In [2]:
import requests
from bs4 import BeautifulSoup
import yfinance as yf
from datetime import datetime
from datetime import timedelta
import pandas as pd
import json

def changes_from_press(stock_data, press_date, period):
    next_day = timedelta(days=1)
    time_after_release = timedelta(days=period)
    

    next_trading_day = press_date
    
    # try to obtain share price at open on press release date
    day_1_price = stock_data[stock_data['Date'] == press_date]['Open'].values


    # increase the date till the first available open price is found
    num_days = 1
    while not day_1_price:
        if num_days > 30:
            return None
        
        next_trading_day = next_trading_day + next_day

        day_1_price = stock_data[stock_data['Date'] == (next_trading_day)]['Open'].values
        num_days = num_days + 1

    # get next day if available
    next_trading_day = next_trading_day + time_after_release
    day_2_price = stock_data[stock_data['Date'] == (next_trading_day)]['Close'].values

    # increase the date till the second available close price is found
    num_days = 1
    while not day_2_price:
        if num_days > 30: 
            return None
        
        next_trading_day = next_trading_day + next_day

        day_2_price = stock_data[stock_data['Date'] == (next_trading_day + next_day)]['Close'].values
        num_days = num_days + 1
    
    # calcualte percent difference between share prices
    pct_change = ((day_2_price - day_1_price) / day_2_price)*100
    pct_change = pct_change[0]
    return pct_change

def get_df(ticker):
    
    stock_data = yf.Ticker(ticker)

    # get historical market data
    stock_hist = stock_data.history(period="max")

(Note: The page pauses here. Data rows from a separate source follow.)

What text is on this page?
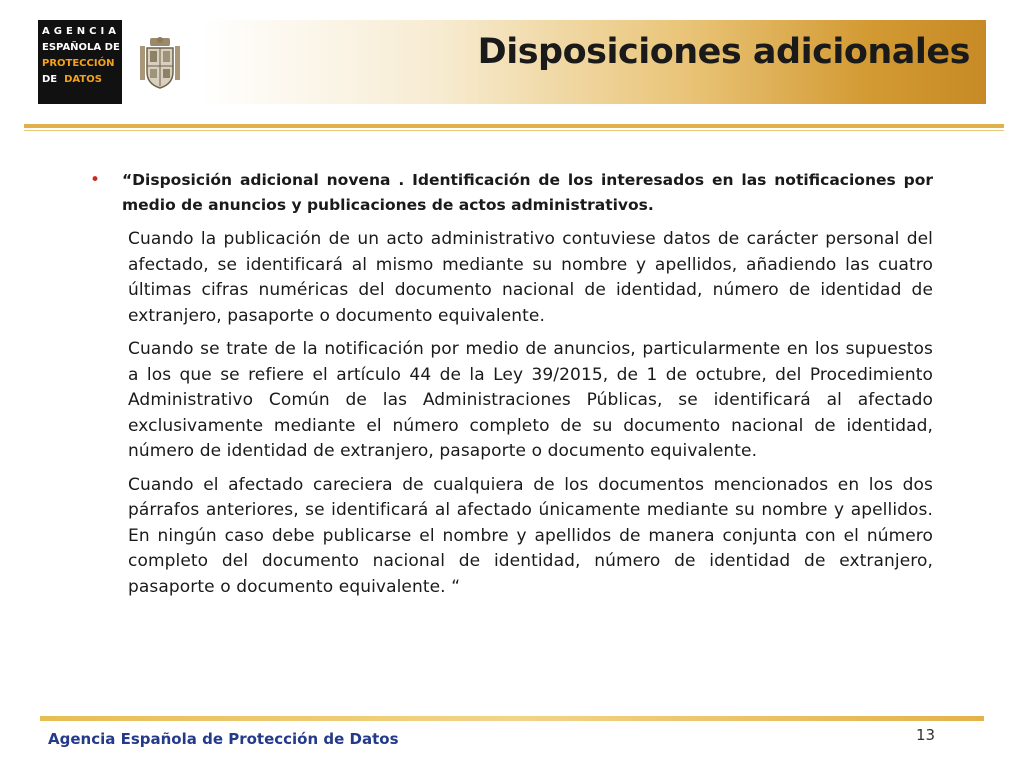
AGENCIA
ESPAÑOLA DE
PROTECCIÓN
DE DATOS
Disposiciones adicionales
• “Disposición adicional novena . Identificación de los interesados en las notificaciones por medio de anuncios y publicaciones de actos administrativos.

Cuando la publicación de un acto administrativo contuviese datos de carácter personal del afectado, se identificará al mismo mediante su nombre y apellidos, añadiendo las cuatro últimas cifras numéricas del documento nacional de identidad, número de identidad de extranjero, pasaporte o documento equivalente.

Cuando se trate de la notificación por medio de anuncios, particularmente en los supuestos a los que se refiere el artículo 44 de la Ley 39/2015, de 1 de octubre, del Procedimiento Administrativo Común de las Administraciones Públicas, se identificará al afectado exclusivamente mediante el número completo de su documento nacional de identidad, número de identidad de extranjero, pasaporte o documento equivalente.

Cuando el afectado careciera de cualquiera de los documentos mencionados en los dos párrafos anteriores, se identificará al afectado únicamente mediante su nombre y apellidos. En ningún caso debe publicarse el nombre y apellidos de manera conjunta con el número completo del documento nacional de identidad, número de identidad de extranjero, pasaporte o documento equivalente. “

Agencia Española de Protección de Datos	13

    stock_hist.reset_index(inplace=True)

    stock_hist['Date'] = pd.to_datetime(stock_hist['Date']).dt.date

    stock_hist['Pct_Close'] = stock_hist['Close'].pct_change()*100

    return stock_hist

In [3]:
data = []
page_num = 0

ticker = 'VRTX'

stock_hist = get_df(ticker)

while True:
    
    x = requests.get(f'https://investors.vrtx.com/press-releases?page={page_num}')
    soup = BeautifulSoup(x.text)
    
    press_table = soup.find('table', attrs={'nirtable views-table views-view-table cols-3 collapse-table'})
    if press_table == None:
        break
    
    table_body = press_table.find('tbody')
    rows = table_body.find_all('tr')
    
    for row in rows:
        
        cols = row.find_all('td')
            
        cols = [ele.text.strip().replace('\n', '') for ele in cols]
               
        del cols[2]
        
        cols[0] = cols[0][14:].replace(',', '')
        cols[0] = datetime.strptime(cols[0], '%b %d %Y').date()
        
        pct_change = changes_from_press(stock_hist, cols[0], 1)
        cols.append(pct_change)
        data.append(cols) # Get rid of empty values
    page_num = page_num + 1
    
    
data = pd.DataFrame(data, columns=['date', 'press title', '1d change'])

data = data.dropna()

dates_str = [date.strftime("%m/%d/%Y") for date in data['date'].tolist()]
result = data.to_json(orient="values", index=True)


dict_data = {
    'ticker': ticker,
    'data': json.loads(result),
    },


with open(f'./data/{ticker}.json', 'w', encoding='utf-8') as f:
    json.dump(dict_data, f, ensure_ascii=False, indent=4)

  while not day_2_price:
  while not day_1_price: